Richard Richman had been called away from his vicarage after evensong to attend to a parishioner, Agnes Smathers, who had been dying, on and off, for much of the year. This had been another false alarm, but the old woman hadn’t come around until after one in the morning, gasping and fanning herself with her hand and begging the vicar’s pardon again. The vicar wondered whether the Church of England maintained records on which of its faithful had received the greatest number of last offices before finally expiring. Richman wanted to nominate Mrs. Smathers. The road to her small home was well worn by his Austin Twelve.

The war had not touched Richman yet, and he preferred it that way. He was sixty-four years old, a peaceable man, seldom driven to anger, always forgiving. He had been too old for the Great War, and he remembered being glad of it. Let the others do the fighting. He had not been engulfed by war fever then or now.

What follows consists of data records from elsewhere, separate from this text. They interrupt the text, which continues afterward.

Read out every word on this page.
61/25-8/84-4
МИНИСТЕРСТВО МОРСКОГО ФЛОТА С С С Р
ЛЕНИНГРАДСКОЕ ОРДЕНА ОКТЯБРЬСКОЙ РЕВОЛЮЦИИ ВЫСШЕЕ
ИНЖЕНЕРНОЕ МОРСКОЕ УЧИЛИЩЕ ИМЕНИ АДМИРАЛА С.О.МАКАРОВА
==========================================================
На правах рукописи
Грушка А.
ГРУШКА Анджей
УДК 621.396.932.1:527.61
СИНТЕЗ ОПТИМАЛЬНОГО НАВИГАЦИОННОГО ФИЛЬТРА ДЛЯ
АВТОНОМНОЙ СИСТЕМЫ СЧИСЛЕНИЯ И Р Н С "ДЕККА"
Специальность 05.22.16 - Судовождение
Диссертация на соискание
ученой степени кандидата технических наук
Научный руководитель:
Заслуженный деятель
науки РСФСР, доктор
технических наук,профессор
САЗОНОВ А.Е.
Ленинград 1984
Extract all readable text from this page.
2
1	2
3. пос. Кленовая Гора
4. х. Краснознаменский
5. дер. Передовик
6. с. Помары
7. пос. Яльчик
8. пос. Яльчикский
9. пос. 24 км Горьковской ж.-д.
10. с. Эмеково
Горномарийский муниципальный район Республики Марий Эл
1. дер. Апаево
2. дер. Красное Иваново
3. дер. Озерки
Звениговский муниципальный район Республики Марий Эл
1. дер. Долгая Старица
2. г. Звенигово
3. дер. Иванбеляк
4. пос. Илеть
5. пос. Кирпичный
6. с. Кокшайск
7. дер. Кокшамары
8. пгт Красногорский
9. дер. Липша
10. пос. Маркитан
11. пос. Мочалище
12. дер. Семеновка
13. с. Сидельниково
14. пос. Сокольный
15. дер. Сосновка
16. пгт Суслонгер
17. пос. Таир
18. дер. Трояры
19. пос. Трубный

He might even have called himself a pacifist, but not to anyone else.

He shifted the Austin into a lower gear and crested a small rise. He drove slowly, unable to see much beyond the auto’s bonnet. The headlights had been covered with the official pattern mask, resembling a black coffee tin with three slits in the end.

His church had not sustained bomb damage, but his ministry had suffered nonetheless. The bells in the tower had been silenced, to be used only as alarms. And because his church hall was the largest room in the village, it had become a wet canteen, serving beer to servicemen, of all the shocking sacrileges. But he had forgiven the military authorities for that outrage, just as he would forgive the Germans once they came. Absolution was his business. And he would meet the German invaders with the dignity and forgiveness required by his station.

The Austin rounded a corner, paralleling a stone fence overgrown with ivy. He should have been able to see the church, another fifty yards along the road, had the windows not been covered. All of them were papered over, except his beloved rose window, the only stained glass in the chapel, which allowed little light through, and, as he told me, “God would have struck me dead had I covered it.” Looking for the church, seeking comfort in its solid, familiar lines, he saw instead a German soldier jump from the fence to the road.

A German, no question, even when seen in the meager light of the Austin’s lamps. Long-necked helmet, stick grenades, and a vicious little machine pistol. The commando may have been as surprised as the vicar, because the German tried to do two things at once, raise his weapon and reclimb the stone fence.

“I had given myself over to God decades before,” Richman told me, “and I think at that instant God gave me back. I have utterly no other explanation for the sudden fury that gripped me.”

The vicar stamped on the accelerator. The Austin surged forward. Richman twisted the steering wheel, sending the auto toward the wall. The German managed to take two strides before the fender rammed him, bowling him against the wall. The Austin glanced the stones.

The good vicar, apparently as fearless as he was peaceable, craned his neck out the window to see the commando attempting to rise. The Schmeisser was on the ground, as were two grenades. His helmet was in the middle of the road, upside down and still spinning. Richman slapped the gearshift into reverse.

“I think it was the only time in all the years I owned that Austin Twelve that I actually kicked up gravel.”